館の女衆が苦しみ悶える文月姫を部屋に連れて行く。姫は既に破水していた。女達は姫に声をかけて、協力的に出産の手助けをした。部屋いっぱいに、悲鳴が響き渡った。もしかするとこのまま、子を産めないまま死ぬかもしれない。そんな不吉な考えが瑠璃の頭を支配し始める。
………………………………………………
文月が逃げ出せたという知らせを受け、睦月は刀を持って城の外へと向かった。
周りの見張り兵は人形と生身の者を含め、全員血塗れとなって地に倒れ伏していた。
案の定、そこに居た隻眼の鬼は、睦月の姿を見た途端、感極まった声を空に響かせた。
「ああ、睦月様っ! なんということでしょう、貴方様の方からそのお姿を見せてくださるとはっ!!」
鬼蛇は、長年の願いが間近に迫り、興奮気味に話し始めた。
「見てください。生きている者は皆、儚いものです。この世を去りゆく者達の、最後の瞬間を見届ける。素晴らしい美しい最高ではありませんか」
長々と喋り始めたので、睦月は鬱陶しい、と顔を顰めた。
「つまり貴様は、ただ単に死にゆく者共を見たいだけか」
「何をおっしゃいますか。そこには、こだわりもあるのですよ。例えば、貴方様とか」
「戯けこの一つ目が」
睦月は腰元の刀を引き抜いた。
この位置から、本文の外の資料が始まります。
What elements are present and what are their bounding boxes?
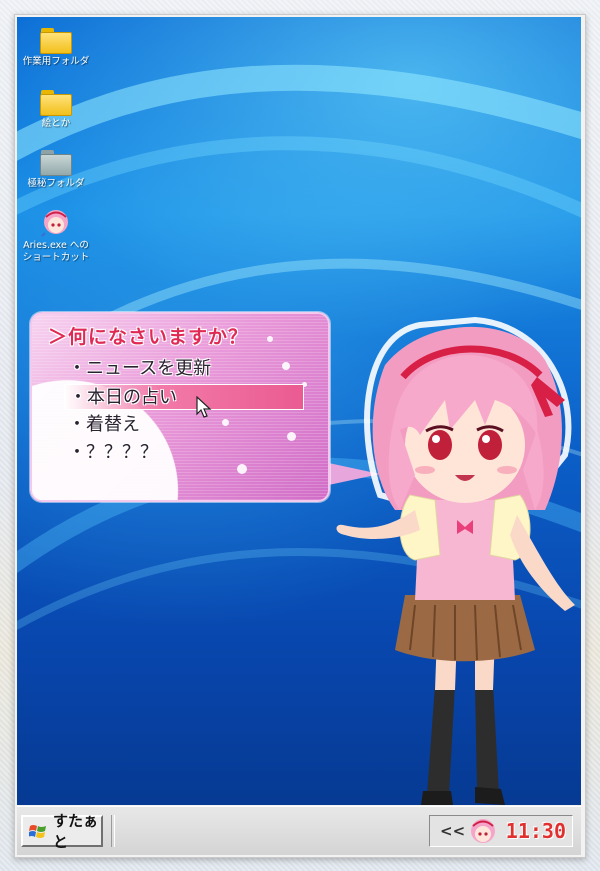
character-face-icon bbox=[41, 208, 71, 238]
desktop-icon-work-folder[interactable]: 作業用フォルダ bbox=[18, 28, 94, 68]
mascot-tray-icon[interactable] bbox=[468, 817, 498, 847]
start-button[interactable]: すたぁと bbox=[21, 812, 103, 851]
desktop-icon-label: 極秘フォルダ bbox=[27, 178, 85, 189]
tray-expand-button[interactable]: << bbox=[440, 822, 465, 840]
desktop-icon-pictures-folder[interactable]: 絵とか bbox=[18, 90, 94, 130]
folder-icon bbox=[40, 28, 72, 54]
mouse-cursor-icon bbox=[196, 396, 212, 418]
clock[interactable]: 11:30 bbox=[506, 819, 566, 843]
desktop-icon-secret-folder[interactable]: 極秘フォルダ bbox=[18, 150, 94, 190]
system-tray: << 11:30 bbox=[429, 815, 573, 847]
menu-prompt: ＞何になさいますか？ bbox=[48, 326, 249, 348]
menu-item-fortune[interactable]: ・本日の占い bbox=[64, 384, 304, 410]
menu-item-unknown[interactable]: ・？？？？ bbox=[64, 440, 304, 466]
desktop-icon-label: 絵とか bbox=[41, 118, 71, 129]
folder-icon bbox=[40, 90, 72, 116]
desktop-icon-label-line1: Aries.exe への bbox=[23, 240, 89, 251]
desktop-icon-label: 作業用フォルダ bbox=[22, 56, 90, 67]
folder-icon bbox=[40, 150, 72, 176]
menu-item-update-news[interactable]: ・ニュースを更新 bbox=[64, 356, 304, 382]
desktop-icon-label-line2: ショートカット bbox=[22, 252, 90, 263]
windows-logo-icon bbox=[29, 825, 46, 838]
taskbar: すたぁと << 11:30 bbox=[17, 806, 581, 855]
menu-item-change-clothes[interactable]: ・着替え bbox=[64, 412, 304, 438]
mascot-character[interactable] bbox=[325, 305, 585, 810]
desktop-icon-aries-shortcut[interactable]: Aries.exe への ショートカット bbox=[18, 208, 94, 264]
start-button-label: すたぁと bbox=[53, 812, 99, 851]
taskbar-separator bbox=[111, 815, 115, 847]
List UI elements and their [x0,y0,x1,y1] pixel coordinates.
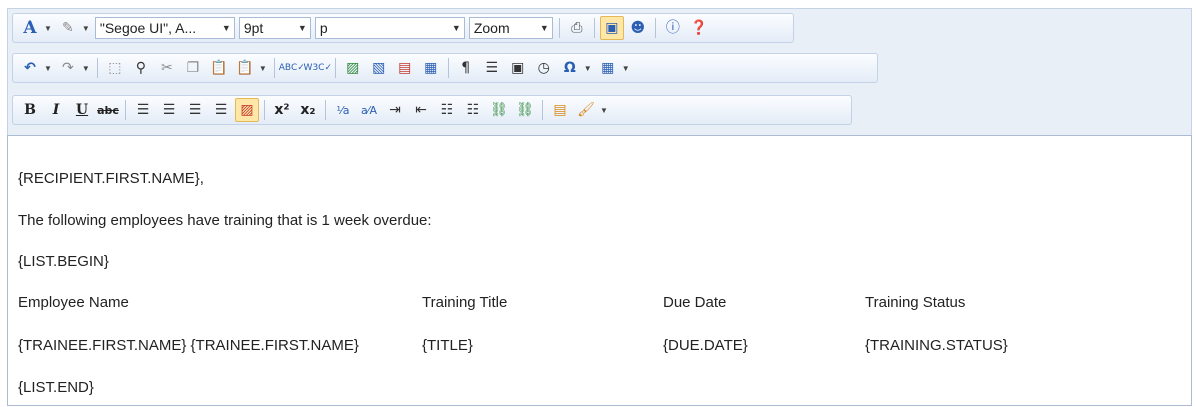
print-icon[interactable]: ⎙ [565,16,589,40]
justify-icon[interactable]: ☰ [209,98,233,122]
table-header-employee-name: Employee Name [18,294,129,311]
media-icon[interactable]: ▦ [419,56,443,80]
redo-dropdown-icon[interactable]: ▼ [82,64,90,73]
paste-special-icon[interactable]: 📋 [233,56,257,80]
insert-symbol-icon[interactable]: ▤ [548,98,572,122]
toolbar-separator [96,58,98,78]
table-cell-title: {TITLE} [422,337,473,354]
paragraph-style-select[interactable]: p ▼ [314,17,465,39]
horizontal-rule-icon[interactable]: ☰ [480,56,504,80]
format-stripper-icon[interactable]: 🖌 [574,98,598,122]
paragraph-mark-icon[interactable]: ¶ [454,56,478,80]
outdent-icon[interactable]: ⇤ [409,98,433,122]
bold-icon[interactable]: B [18,98,42,122]
bulleted-list-icon[interactable]: ☷ [461,98,485,122]
toolbar-separator [447,58,449,78]
toolbar-separator [325,100,326,120]
table-header-training-title: Training Title [422,294,508,311]
editor-content-area[interactable]: {RECIPIENT.FIRST.NAME}, The following em… [7,135,1192,406]
zoom-select[interactable]: Zoom ▼ [468,17,553,39]
list-begin-line: {LIST.BEGIN} [18,253,109,270]
font-color-icon[interactable]: A [18,16,42,40]
convert-upper-icon[interactable]: a⁄A [357,98,381,122]
toolbar-separator [593,18,595,38]
copy-icon[interactable]: ❐ [181,56,205,80]
toolbar-separator [558,18,560,38]
select-all-icon[interactable]: ⬚ [103,56,127,80]
underline-icon[interactable]: U [70,98,94,122]
font-name-value: "Segoe UI", A... [99,20,197,36]
align-right-icon[interactable]: ☰ [183,98,207,122]
redo-icon[interactable]: ↷ [56,56,80,80]
subscript-icon[interactable]: x₂ [296,98,320,122]
toolbar-area: A ▼ ✎ ▼ "Segoe UI", A... ▼ 9pt ▼ p ▼ Zoom ▼ … [7,8,1192,135]
toolbar-row-1: A ▼ ✎ ▼ "Segoe UI", A... ▼ 9pt ▼ p ▼ Zoom ▼ … [12,13,794,43]
help-icon[interactable]: ❓ [687,16,711,40]
toolbar-row-3: B I U abc ☰ ☰ ☰ ☰ ▨ x² x₂ ⅟a a⁄A ⇥ ⇤ ☷ ☷… [12,95,852,125]
highlight-dropdown-icon[interactable]: ▼ [82,24,90,33]
undo-dropdown-icon[interactable]: ▼ [44,64,52,73]
paragraph-style-value: p [319,20,328,36]
table-cell-due-date: {DUE.DATE} [663,337,748,354]
convert-lower-icon[interactable]: ⅟a [331,98,355,122]
user-icon[interactable]: ☻ [626,16,650,40]
remove-alignment-icon[interactable]: ▨ [235,98,259,122]
image-map-icon[interactable]: ▧ [367,56,391,80]
zoom-value: Zoom [473,20,510,36]
chevron-down-icon: ▼ [451,23,461,33]
unlink-icon[interactable]: ⛓ [513,98,537,122]
date-time-icon[interactable]: ◷ [532,56,556,80]
paste-dropdown-icon[interactable]: ▼ [259,64,267,73]
link-icon[interactable]: ⛓ [487,98,511,122]
toolbar-separator [334,58,336,78]
spellcheck-icon[interactable]: ABC✓ [279,56,305,80]
highlight-icon[interactable]: ✎ [56,16,80,40]
indent-icon[interactable]: ⇥ [383,98,407,122]
font-name-select[interactable]: "Segoe UI", A... ▼ [94,17,235,39]
paste-icon[interactable]: 📋 [207,56,231,80]
special-character-dropdown-icon[interactable]: ▼ [584,64,592,73]
table-cell-training-status: {TRAINING.STATUS} [865,337,1008,354]
strikethrough-icon[interactable]: abc [96,98,120,122]
font-size-select[interactable]: 9pt ▼ [238,17,311,39]
list-end-line: {LIST.END} [18,379,94,396]
table-icon[interactable]: ▦ [596,56,620,80]
info-icon[interactable]: ⓘ [661,16,685,40]
table-cell-trainee-name: {TRAINEE.FIRST.NAME} {TRAINEE.FIRST.NAME… [18,337,359,354]
design-view-icon[interactable]: ▣ [599,16,624,40]
numbered-list-icon[interactable]: ☷ [435,98,459,122]
find-icon[interactable]: ⚲ [129,56,153,80]
font-size-value: 9pt [243,20,264,36]
form-icon[interactable]: ▣ [506,56,530,80]
font-color-dropdown-icon[interactable]: ▼ [44,24,52,33]
table-header-training-status: Training Status [865,294,966,311]
rich-text-editor: A ▼ ✎ ▼ "Segoe UI", A... ▼ 9pt ▼ p ▼ Zoom ▼ … [7,8,1192,406]
table-header-due-date: Due Date [663,294,727,311]
toolbar-separator [125,100,126,120]
chevron-down-icon: ▼ [221,23,231,33]
cut-icon[interactable]: ✂ [155,56,179,80]
flash-icon[interactable]: ▤ [393,56,417,80]
align-left-icon[interactable]: ☰ [131,98,155,122]
table-dropdown-icon[interactable]: ▼ [622,64,630,73]
undo-icon[interactable]: ↶ [18,56,42,80]
format-stripper-dropdown-icon[interactable]: ▼ [600,106,608,115]
image-icon[interactable]: ▨ [341,56,365,80]
intro-line: The following employees have training th… [18,212,432,229]
toolbar-row-2: ↶ ▼ ↷ ▼ ⬚ ⚲ ✂ ❐ 📋 📋 ▼ ABC✓ W3C✓ ▨ ▧ ▤ ▦ … [12,53,878,83]
w3c-validate-icon[interactable]: W3C✓ [304,56,332,80]
toolbar-separator [273,58,275,78]
toolbar-separator [654,18,656,38]
chevron-down-icon: ▼ [539,23,549,33]
greeting-line: {RECIPIENT.FIRST.NAME}, [18,170,204,187]
toolbar-separator [264,100,265,120]
align-center-icon[interactable]: ☰ [157,98,181,122]
toolbar-separator [542,100,543,120]
italic-icon[interactable]: I [44,98,68,122]
chevron-down-icon: ▼ [297,23,307,33]
superscript-icon[interactable]: x² [270,98,294,122]
special-character-icon[interactable]: Ω [558,56,582,80]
美しい月のような、白い輝きを持つ刀は人間が生み出すことの出来ぬ異様な妖気を纏っていた。
──そう、その刀……私の目を奪った刀……!!
美しい。鬼蛇は待ってましたと言わんばかりに歓喜する。
──睦月の『覇刀菊』。
今は竜となった鬼の武器職人が、一番最初に作った武器。
「生きている……感じます、命を。鬼神の武器には、鬼の魂が宿っているのですから」
「まだ話し足りぬか。そろそろ貴様の話には飽きてきた頃よ」
相変わらずの冷たい対応でも、鬼蛇は笑顔が絶えない。確かに、ここで時間を潰してしまうの勿体ない。早く楽しみたい。
何百本もの黒い短刀が鬼蛇を中心に姿を現した。
「楽しみですねぇ」
白い刀と黒い短刀の戦いが始まる。